Saturday, December 15, 2007

Notes on a Ramble.

The only positive about being sick, (physically ill where no food or water is able to be held within), is that once your stomach has calmed itself down, and accepts foreign bodies of food, you have an almighty excuse to eat anything, for the sake of your health. This afternoon I have consumed numerous frozen treats, purely because they're easy to eat (suck and swallow), they're cooling on the mouth, and they are pretty much just sugar which turns into the much needed energy that you're lacking.

Now, ignoring the almighty innuendo inserted (hah) above, I'm pleased to say that the consumption of various sticks of pleasure (heh) has sorted me out. As always.

What is WRONG with me?? I always get like this when I'm sick. I apologise. My god - my mum reads this... ah well, she knows I'm a complete freak of nature anyway. Nothing shocks her anymore.

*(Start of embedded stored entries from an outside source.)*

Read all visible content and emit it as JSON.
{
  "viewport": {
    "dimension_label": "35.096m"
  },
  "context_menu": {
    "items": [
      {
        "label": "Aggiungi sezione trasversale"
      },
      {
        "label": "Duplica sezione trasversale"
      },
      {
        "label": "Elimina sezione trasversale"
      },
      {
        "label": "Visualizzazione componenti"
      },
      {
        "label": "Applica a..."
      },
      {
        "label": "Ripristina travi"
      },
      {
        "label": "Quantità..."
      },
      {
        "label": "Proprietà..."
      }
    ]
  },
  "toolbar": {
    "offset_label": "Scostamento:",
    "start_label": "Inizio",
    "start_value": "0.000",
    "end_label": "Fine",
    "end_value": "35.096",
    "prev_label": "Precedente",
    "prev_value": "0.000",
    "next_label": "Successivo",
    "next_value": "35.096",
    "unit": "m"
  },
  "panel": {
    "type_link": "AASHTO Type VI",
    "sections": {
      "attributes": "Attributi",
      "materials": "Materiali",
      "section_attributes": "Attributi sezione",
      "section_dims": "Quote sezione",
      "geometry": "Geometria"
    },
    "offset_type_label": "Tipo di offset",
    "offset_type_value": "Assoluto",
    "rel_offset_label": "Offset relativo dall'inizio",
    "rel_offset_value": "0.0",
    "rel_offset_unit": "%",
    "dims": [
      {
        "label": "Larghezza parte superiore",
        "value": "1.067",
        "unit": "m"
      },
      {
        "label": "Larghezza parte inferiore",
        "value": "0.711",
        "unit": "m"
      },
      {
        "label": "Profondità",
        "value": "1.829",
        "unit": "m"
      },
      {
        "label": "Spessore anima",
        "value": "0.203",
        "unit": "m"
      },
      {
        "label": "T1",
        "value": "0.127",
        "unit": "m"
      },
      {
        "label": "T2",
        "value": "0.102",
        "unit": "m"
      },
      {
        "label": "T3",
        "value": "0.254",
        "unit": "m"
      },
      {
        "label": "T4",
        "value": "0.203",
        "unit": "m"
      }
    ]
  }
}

So, I have inadvertently and unintentionally resumed my state of hermitage this weekend. I have done a lot of sleeping, and finished Northanger Abbey. This book was somewhat of a disappointment. It was a refreshing change to read something so lighthearted, but I had been given the impression, at a young age, that this book was a little bit scary and some themes of horror in it. The person who gave me this idea was wrong. It was the biggest pile of piss-weak lovey dovey bullshit that I've ever read (aside from Richardson's 'Pamela') and there were no scary bits whatsoever. I don't know why I'm surprised at this misinformation. It was my father, after all, that delivered it to me.

You may have noticed that he doesn't get much of a mention on this blog. There's a very good reason for that, and as I'm feeling rather open to day, and the only member of my family who reads this is my mother and she shares my view of my father with me and doesn't talk to him anymore, I shall tell you.

He's a mean old man.

In your head, somewhere, you've likely formed a stereotypical image of a 'mean old man'. I'm thinking you're thinking of some kind of scrooge like image; a small, weedy man with a perma-scowl, a fist full of money and the remnants of an evil comment on his lips. To get an accurate picture of my father, insert about 50kg and you're there.

So thanks, Dad, for giving me a false impression of a novel. Your input in my life has been, as always, something to remember.